Eppure la sceneggiatura di "Tusk" da l'impressione di essere figlia di una terapia personale, di uno sfogo tentato da Smith prima di "Red State" e dopo "Poliziotti Fuori", periodo nel quale il regista ha dovuto fare i conti con una scelta, rivelatasi sbagliata, di mettere il suo lavoro al servizio di una grande major, andando contro le radici e le libertà che hanno definito la sua carriera. Il protagonista Wallace, non a caso, prima di cadere nelle grinfie del suo peggior incubo, cerca di difendersi dalle accuse della sua ragazza che gli segnala un cambiamento negativo, con cui magari ha raggiunto la fama, ma perso il lato migliore di sé stesso. Quel discorso è talmente risuonante da essere riconducibile a Smith in persona, che probabilmente pensando a quella fase della sua vita, ha poca voglia di scherzare e di mostrare estro. Allestita così, troverebbe senso persino la tematica sull'essere umano e l'insensibilità e la crudeltà che lo domina, intonata dalla pellicola come un grande ritornello e rivolta, secondo chi scrive, a quel genere di signori di Hollywood a cui interessa poco la libertà di espressione e molto il botteghino.

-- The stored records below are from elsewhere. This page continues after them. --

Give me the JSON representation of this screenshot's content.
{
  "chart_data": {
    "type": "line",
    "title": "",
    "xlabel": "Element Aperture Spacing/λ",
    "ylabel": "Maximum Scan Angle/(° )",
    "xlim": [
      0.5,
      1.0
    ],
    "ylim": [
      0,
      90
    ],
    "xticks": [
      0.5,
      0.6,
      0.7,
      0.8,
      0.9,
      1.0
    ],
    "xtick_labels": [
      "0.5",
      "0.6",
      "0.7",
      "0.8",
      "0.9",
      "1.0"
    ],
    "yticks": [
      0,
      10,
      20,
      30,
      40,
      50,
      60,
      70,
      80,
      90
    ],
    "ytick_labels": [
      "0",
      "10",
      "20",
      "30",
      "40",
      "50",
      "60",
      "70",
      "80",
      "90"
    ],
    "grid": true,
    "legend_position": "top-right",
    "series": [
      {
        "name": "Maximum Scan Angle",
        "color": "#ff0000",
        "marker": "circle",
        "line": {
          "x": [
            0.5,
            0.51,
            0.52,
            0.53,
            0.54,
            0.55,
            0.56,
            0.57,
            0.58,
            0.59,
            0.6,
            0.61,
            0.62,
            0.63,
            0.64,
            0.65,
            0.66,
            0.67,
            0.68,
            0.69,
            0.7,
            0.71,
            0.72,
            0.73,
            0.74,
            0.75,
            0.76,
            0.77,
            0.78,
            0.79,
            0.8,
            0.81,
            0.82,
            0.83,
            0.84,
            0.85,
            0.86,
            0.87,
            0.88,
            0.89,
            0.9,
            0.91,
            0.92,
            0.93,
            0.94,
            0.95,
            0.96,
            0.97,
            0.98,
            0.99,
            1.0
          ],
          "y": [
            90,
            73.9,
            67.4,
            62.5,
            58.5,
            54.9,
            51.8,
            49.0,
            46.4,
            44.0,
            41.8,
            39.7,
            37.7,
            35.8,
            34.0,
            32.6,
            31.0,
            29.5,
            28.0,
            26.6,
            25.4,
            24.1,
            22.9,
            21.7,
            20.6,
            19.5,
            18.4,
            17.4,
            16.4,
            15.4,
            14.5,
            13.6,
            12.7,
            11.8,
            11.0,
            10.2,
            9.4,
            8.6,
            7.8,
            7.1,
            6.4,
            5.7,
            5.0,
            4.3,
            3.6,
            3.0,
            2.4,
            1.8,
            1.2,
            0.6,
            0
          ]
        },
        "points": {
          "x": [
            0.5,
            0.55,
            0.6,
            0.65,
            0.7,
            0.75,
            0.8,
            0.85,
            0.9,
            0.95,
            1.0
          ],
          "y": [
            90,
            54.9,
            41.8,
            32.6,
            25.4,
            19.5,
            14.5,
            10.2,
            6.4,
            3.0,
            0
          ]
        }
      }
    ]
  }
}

Questa è l'unica spiegazione logica a una pellicola di cui si sarebbe fatto volentieri a meno, dove Smith nonostante torni ad essere libero nelle scelte e nelle decisioni, non esprime il né il talento, né la reattività di cui è dotato. Le battutine gratuite e pungenti, scambiate tra americani e canadesi, della risata danno solo il prurito e poco più riescono a fare un video virale trovato sul web e un Johnny Depp generoso in un cameo dove forse torna finalmente a recitare un pochino.
Ad essere buoni, quindi, a Kevin Smith converrebbe abbracciare la nostra teoria perché dall'altra, che lo vede artista scarico e in crisi, forse ne esce molto, ma molto peggio.